La Gerencia de Pensiones de la Caja Costarricense de Seguro Social (CCSS) está trabajando en una propuesta de reforma al Régimen de Invalidez, Vejez y Muerte (IVM), la cual planea enviar a la Junta Directiva en abril de 2026 para su discusión y eventual aprobación o rechazo.
Según el gerente de Pensiones, Jaime Barrantes, las eventuales reformas se enfocarían en el rebalanceo de cuotas -es decir, quién paga cuánto- y en el monto de la pensión que reciben las personas jubiladas, medido a través de la tasa de reemplazo. Sin embargo, la propuesta no contempla cambios en la edad de retiro, ya que ese aspecto fue reformado recientemente.

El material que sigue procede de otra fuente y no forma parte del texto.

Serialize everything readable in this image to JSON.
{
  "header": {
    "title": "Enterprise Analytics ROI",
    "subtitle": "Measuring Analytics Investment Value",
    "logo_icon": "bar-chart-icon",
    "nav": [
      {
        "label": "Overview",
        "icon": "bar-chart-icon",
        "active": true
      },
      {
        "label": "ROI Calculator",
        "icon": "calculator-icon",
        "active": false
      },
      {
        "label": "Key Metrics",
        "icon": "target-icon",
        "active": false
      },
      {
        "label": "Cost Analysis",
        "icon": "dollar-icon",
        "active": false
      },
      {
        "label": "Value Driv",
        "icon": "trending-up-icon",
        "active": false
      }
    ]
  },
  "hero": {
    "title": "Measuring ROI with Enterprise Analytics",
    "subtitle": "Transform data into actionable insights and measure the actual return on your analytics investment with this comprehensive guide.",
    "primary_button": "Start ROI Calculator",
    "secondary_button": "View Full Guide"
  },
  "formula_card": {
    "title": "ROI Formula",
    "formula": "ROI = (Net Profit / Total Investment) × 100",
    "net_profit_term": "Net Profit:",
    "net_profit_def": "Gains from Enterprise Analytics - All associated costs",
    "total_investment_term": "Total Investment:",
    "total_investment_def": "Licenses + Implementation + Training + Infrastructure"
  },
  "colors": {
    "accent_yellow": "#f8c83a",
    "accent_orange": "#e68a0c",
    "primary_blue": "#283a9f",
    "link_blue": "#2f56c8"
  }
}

Uno de los factores que analiza la Gerencia de Pensiones es la eventual debilitación del Régimen Obligatorio de Pensiones Complementarias (ROPC), luego de que el Gobierno convocara dos proyectos de ley que permitirían el retiro total de los fondos de ese régimen. Barrantes advirtió que, si el ROPC desaparece, sería necesario aumentar entre un 16% y un 20% el monto actual de la pensión del IVM para poder cubrirlo.

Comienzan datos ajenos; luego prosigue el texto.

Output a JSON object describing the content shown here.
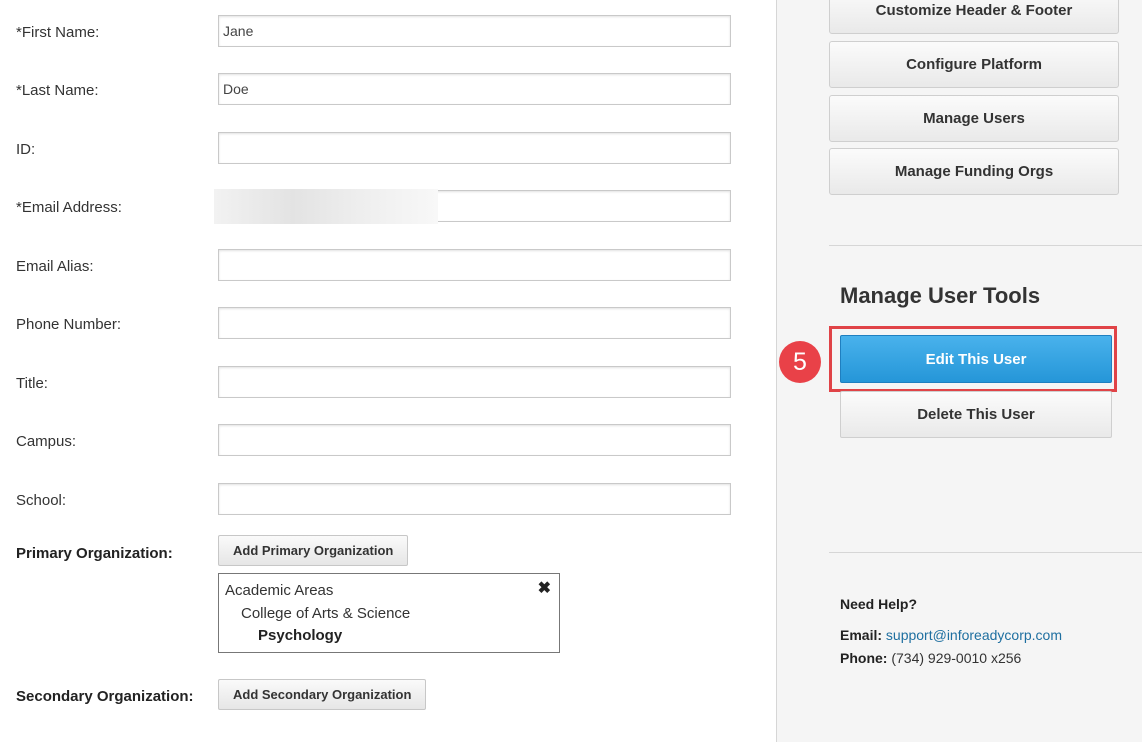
{
  "form": {
    "fields": [
      {
        "label": "*First Name:",
        "value": "Jane"
      },
      {
        "label": "*Last Name:",
        "value": "Doe"
      },
      {
        "label": "ID:",
        "value": ""
      },
      {
        "label": "*Email Address:",
        "value": ""
      },
      {
        "label": "Email Alias:",
        "value": ""
      },
      {
        "label": "Phone Number:",
        "value": ""
      },
      {
        "label": "Title:",
        "value": ""
      },
      {
        "label": "Campus:",
        "value": ""
      },
      {
        "label": "School:",
        "value": ""
      }
    ],
    "primary_org": {
      "label": "Primary Organization:",
      "button": "Add Primary Organization",
      "tree": [
        "Academic Areas",
        "College of Arts & Science",
        "Psychology"
      ],
      "remove_glyph": "✖"
    },
    "secondary_org": {
      "label": "Secondary Organization:",
      "button": "Add Secondary Organization"
    }
  },
  "sidebar": {
    "buttons": [
      "Customize Header & Footer",
      "Configure Platform",
      "Manage Users",
      "Manage Funding Orgs"
    ],
    "tools_title": "Manage User Tools",
    "edit_button": "Edit This User",
    "delete_button": "Delete This User",
    "step_badge": "5",
    "help": {
      "title": "Need Help?",
      "email_label": "Email:",
      "email": "support@inforeadycorp.com",
      "phone_label": "Phone:",
      "phone": "(734) 929-0010 x256"
    }
  },
  "colors": {
    "primary_button": "#2596d8",
    "highlight_border": "#e04347",
    "step_badge": "#e94148",
    "link": "#1e6fa0"
  }
}
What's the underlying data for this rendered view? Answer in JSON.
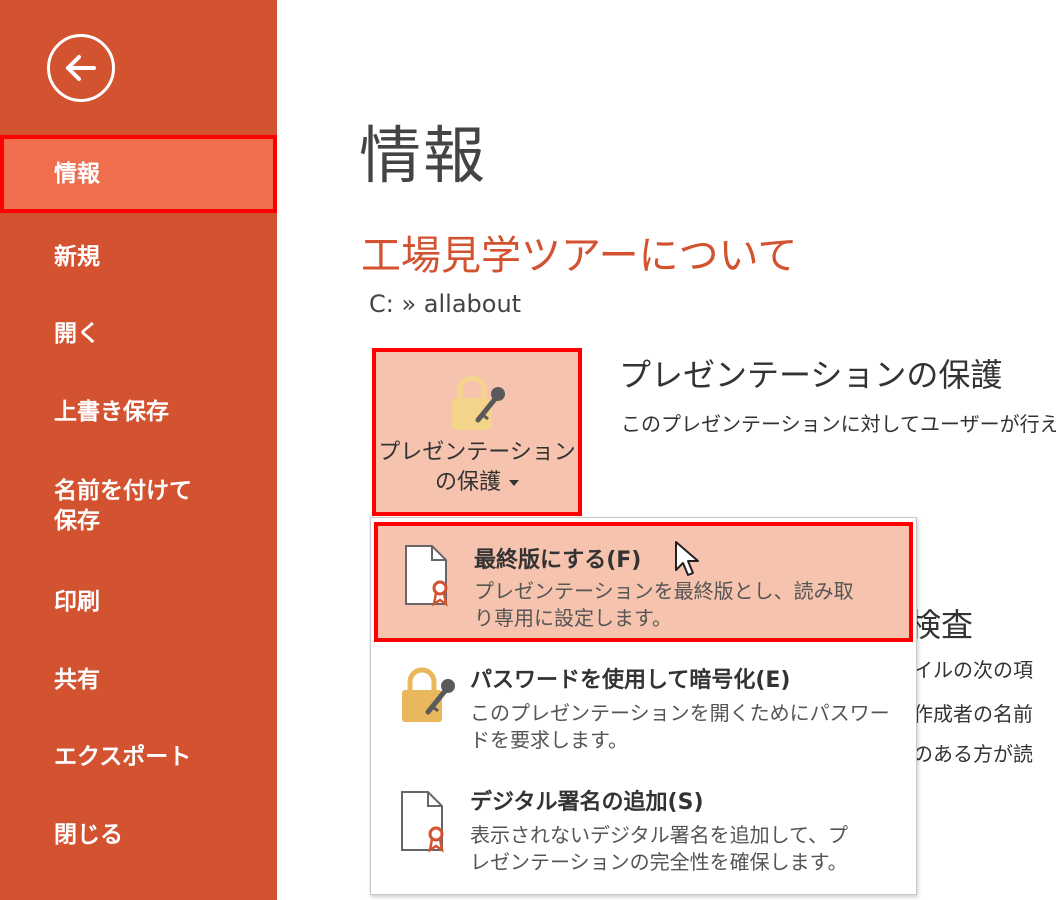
{
  "sidebar": {
    "back_icon": "back-arrow-icon",
    "items": [
      {
        "label": "情報",
        "active": true
      },
      {
        "label": "新規"
      },
      {
        "label": "開く"
      },
      {
        "label": "上書き保存"
      },
      {
        "label_line1": "名前を付けて",
        "label_line2": "保存"
      },
      {
        "label": "印刷"
      },
      {
        "label": "共有"
      },
      {
        "label": "エクスポート"
      },
      {
        "label": "閉じる"
      }
    ]
  },
  "main": {
    "page_title": "情報",
    "doc_title": "工場見学ツアーについて",
    "doc_path": "C: » allabout",
    "protect_button": {
      "line1": "プレゼンテーション",
      "line2": "の保護",
      "icon": "lock-key-icon"
    },
    "protect_section": {
      "heading": "プレゼンテーションの保護",
      "desc": "このプレゼンテーションに対してユーザーが行え"
    },
    "inspect_section": {
      "heading": "検査",
      "lines": [
        "イルの次の項",
        "作成者の名前",
        "のある方が読"
      ]
    }
  },
  "dropdown": {
    "items": [
      {
        "title": "最終版にする(F)",
        "desc_line1": "プレゼンテーションを最終版とし、読み取",
        "desc_line2": "り専用に設定します。",
        "icon": "document-ribbon-icon"
      },
      {
        "title": "パスワードを使用して暗号化(E)",
        "desc_line1": "このプレゼンテーションを開くためにパスワー",
        "desc_line2": "ドを要求します。",
        "icon": "lock-key-icon"
      },
      {
        "title": "デジタル署名の追加(S)",
        "desc_line1": "表示されないデジタル署名を追加して、プ",
        "desc_line2": "レゼンテーションの完全性を確保します。",
        "icon": "document-ribbon-icon"
      }
    ]
  },
  "colors": {
    "sidebar_bg": "#d35230",
    "active_item_bg": "#ee6e4d",
    "highlight_border": "#ff0000",
    "highlight_bg": "#f6c3ae",
    "doc_title": "#d35230"
  }
}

El presidente de la Asociación Costarricense de Operadoras de Pensiones (Acop), Roger Porras, recordó que, según los estudios disponibles, a partir del año 2047 el sistema comenzaría a utilizar sus reservas para poder pagar las pensiones. "Debemos comenzar a hablar de un pacto social", afirmó Porras, quien considera que es el momento de tener una "discusión madura y reposada" sobre el tema.
El economista y profesor de la Universidad de Costa Rica (UCR), Ronulfo Jiménez, coincidió en que las autoridades deben acelerar el proceso de reforma, debido al rápido envejecimiento de la población. "La presión demográfica empuja a aumentar las contribuciones, subir la edad de retiro y bajar el monto de la pensión", señaló Jiménez, quien cree que deberían hacerse los cambios en los próximos cuatro años.
Además, a partir del 1 de enero de 2026, trabajadores asalariados y patronos deberán aumentar sus cotizaciones al IVM, como parte de ajustes aprobados años atrás para fortalecer la sostenibilidad del sistema. El incremento será de 0,32%, distribuido en partes iguales entre patronos (0,16%) y trabajadores (0,16%).